After hearing about the most persistent of train engines on Wednesday afternoon, students from the summer program at Washington’s Arts and Technology Academy Public Charter School rotated through stations where they could draw and write, play hopscotch and other games, and choose a book from among titles donated by Target. Normally held outside on a plaza, the event Wednesday moved indoors so that kids and cabinet members alike could escape the 100-degree heat.

Summer is “a wonderful time for [young people] to really explore books without any pressure – not books that they’re going to have a quiz on or write a paper about,” says David Mazor, the founder of Reader to Reader, a nonprofit in Amherst, Mass., that distributes donated books and sets up reading-mentoring programs.

In low-income areas where the summer mantra is often “I’m bored,” having a good book to transport the reader to another world can make all the difference, Mr. Mazor says. This summer, Navajo high-schoolers in a Reader to Reader mentoring group have requested everything from Stephen King’s “Firestarter” to a book of short stories by Edith Wharton.
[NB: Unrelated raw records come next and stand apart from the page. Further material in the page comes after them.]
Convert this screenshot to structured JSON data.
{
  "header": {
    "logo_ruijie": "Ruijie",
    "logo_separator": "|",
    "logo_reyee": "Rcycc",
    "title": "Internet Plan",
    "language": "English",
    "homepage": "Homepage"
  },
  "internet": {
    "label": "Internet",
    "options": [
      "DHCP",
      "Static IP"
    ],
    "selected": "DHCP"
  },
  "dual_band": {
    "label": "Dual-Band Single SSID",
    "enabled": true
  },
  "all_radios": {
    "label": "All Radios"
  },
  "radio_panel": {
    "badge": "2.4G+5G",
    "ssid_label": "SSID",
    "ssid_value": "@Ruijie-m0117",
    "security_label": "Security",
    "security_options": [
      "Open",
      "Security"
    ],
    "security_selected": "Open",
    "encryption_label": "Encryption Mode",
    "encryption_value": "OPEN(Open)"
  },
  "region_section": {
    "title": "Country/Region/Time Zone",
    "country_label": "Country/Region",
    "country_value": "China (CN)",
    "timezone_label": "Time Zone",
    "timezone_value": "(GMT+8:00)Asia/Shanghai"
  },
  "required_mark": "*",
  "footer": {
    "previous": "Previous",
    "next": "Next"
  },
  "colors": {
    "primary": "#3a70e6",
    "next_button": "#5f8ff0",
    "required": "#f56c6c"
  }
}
In a study that compares students who received free books over the summer with students who didn’t, Richard Allington, an education professor at the University of Tennessee in Knoxville, found encouraging results. He tracked low-income first- and second-graders in Florida who chose a dozen free books at their reading level for three summers in a row.

“The effect was equal to the effect of summer school,” Professor Allington says. “Spending roughly $40 to $50 a year on free books for [each kid] began to alleviate the achievement gap that occurs in the summer.”

The study couldn’t show how many of the books the students actually read, but the students who sent in reading logs answering brief questions about the books showed even stronger achievement gains.